State park in Ulster County, New York

Bristol Beach State Park is a 242 acre undeveloped state park located on the Hudson River in the town of Saugerties in Ulster County, New York. The park was initially formed in 1967, and is managed by the Palisades Interstate Park Commission.

==History==
The core of Bristol Beach State Park occupies land formerly used as a brickyard during the 19th century. It was acquired by the town of Saugerties by deed; the town eventually transferred ownership to New York State. In 1967, the then-53 acre property was transferred from the New York State Conservation Department to the Palisades Interstate Park Commission. The park was expanded in the 1990s to protect adjacent parcels that were being considered for development.

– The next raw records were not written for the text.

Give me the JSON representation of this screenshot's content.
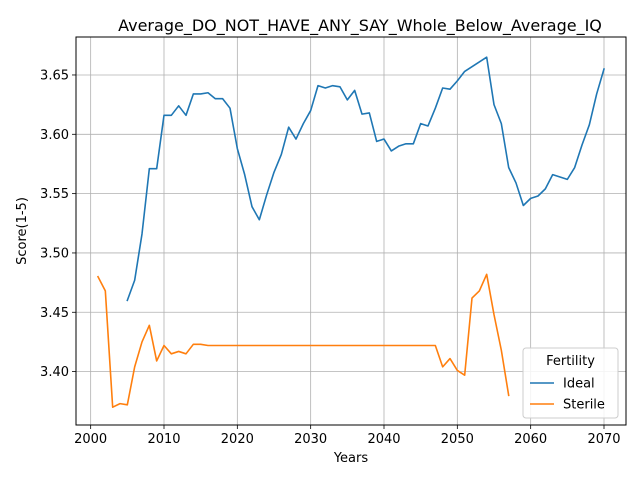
{
  "chart_data": {
    "type": "line",
    "title": "Average_DO_NOT_HAVE_ANY_SAY_Whole_Below_Average_IQ",
    "xlabel": "Years",
    "ylabel": "Score(1-5)",
    "xlim": [
      1998,
      2073
    ],
    "ylim": [
      3.355,
      3.682
    ],
    "xticks": [
      2000,
      2010,
      2020,
      2030,
      2040,
      2050,
      2060,
      2070
    ],
    "yticks": [
      3.4,
      3.45,
      3.5,
      3.55,
      3.6,
      3.65
    ],
    "ytick_labels": [
      "3.40",
      "3.45",
      "3.50",
      "3.55",
      "3.60",
      "3.65"
    ],
    "grid": true,
    "legend": {
      "title": "Fertility",
      "placement": "bottom-right"
    },
    "series": [
      {
        "name": "Ideal",
        "color": "#1f77b4",
        "x": [
          2005,
          2006,
          2007,
          2008,
          2009,
          2010,
          2011,
          2012,
          2013,
          2014,
          2015,
          2016,
          2017,
          2018,
          2019,
          2020,
          2021,
          2022,
          2023,
          2024,
          2025,
          2026,
          2027,
          2028,
          2029,
          2030,
          2031,
          2032,
          2033,
          2034,
          2035,
          2036,
          2037,
          2038,
          2039,
          2040,
          2041,
          2042,
          2043,
          2044,
          2045,
          2046,
          2047,
          2048,
          2049,
          2050,
          2051,
          2052,
          2053,
          2054,
          2055,
          2056,
          2057,
          2058,
          2059,
          2060,
          2061,
          2062,
          2063,
          2064,
          2065,
          2066,
          2067,
          2068,
          2069,
          2070
        ],
        "values": [
          3.46,
          3.477,
          3.516,
          3.571,
          3.571,
          3.616,
          3.616,
          3.624,
          3.616,
          3.634,
          3.634,
          3.635,
          3.63,
          3.63,
          3.622,
          3.588,
          3.566,
          3.539,
          3.528,
          3.549,
          3.568,
          3.583,
          3.606,
          3.596,
          3.609,
          3.62,
          3.641,
          3.639,
          3.641,
          3.64,
          3.629,
          3.637,
          3.617,
          3.618,
          3.594,
          3.596,
          3.586,
          3.59,
          3.592,
          3.592,
          3.609,
          3.607,
          3.622,
          3.639,
          3.638,
          3.645,
          3.653,
          3.657,
          3.661,
          3.665,
          3.625,
          3.609,
          3.572,
          3.559,
          3.54,
          3.546,
          3.548,
          3.554,
          3.566,
          3.564,
          3.562,
          3.572,
          3.591,
          3.608,
          3.634,
          3.655
        ]
      },
      {
        "name": "Sterile",
        "color": "#ff7f0e",
        "x": [
          2001,
          2002,
          2003,
          2004,
          2005,
          2006,
          2007,
          2008,
          2009,
          2010,
          2011,
          2012,
          2013,
          2014,
          2015,
          2016,
          2017,
          2018,
          2019,
          2020,
          2021,
          2022,
          2023,
          2024,
          2025,
          2026,
          2027,
          2028,
          2029,
          2030,
          2031,
          2032,
          2033,
          2034,
          2035,
          2036,
          2037,
          2038,
          2039,
          2040,
          2041,
          2042,
          2043,
          2044,
          2045,
          2046,
          2047,
          2048,
          2049,
          2050,
          2051,
          2052,
          2053,
          2054,
          2055,
          2056,
          2057
        ],
        "values": [
          3.48,
          3.468,
          3.37,
          3.373,
          3.372,
          3.404,
          3.425,
          3.439,
          3.409,
          3.422,
          3.415,
          3.417,
          3.415,
          3.423,
          3.423,
          3.422,
          3.422,
          3.422,
          3.422,
          3.422,
          3.422,
          3.422,
          3.422,
          3.422,
          3.422,
          3.422,
          3.422,
          3.422,
          3.422,
          3.422,
          3.422,
          3.422,
          3.422,
          3.422,
          3.422,
          3.422,
          3.422,
          3.422,
          3.422,
          3.422,
          3.422,
          3.422,
          3.422,
          3.422,
          3.422,
          3.422,
          3.422,
          3.404,
          3.411,
          3.401,
          3.397,
          3.462,
          3.468,
          3.482,
          3.448,
          3.418,
          3.38
        ]
      }
    ]
  }
}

In 2013, the town of Saugerties proposed re-acquiring the park to promote its development, which they felt was being under-utilized by the state.

==Description==
Bristol Beach State Park covers 242 acre adjacent to the Hudson River and is largely undeveloped, with the exception of a small parking lot. Although there are no formal trails, a landing on the river is a popular spot for launching kayaks and fishing. The northern portion of the park, known as Eve's Point, does include some basic amenities such as a gazebo and portable toilets.

Despite its name, the park does not include a developed beach and swimming is not permitted. Steep banks, undesirable substrate, and shallow off-shore water depths were noted as barriers preventing future development of a beach at the property.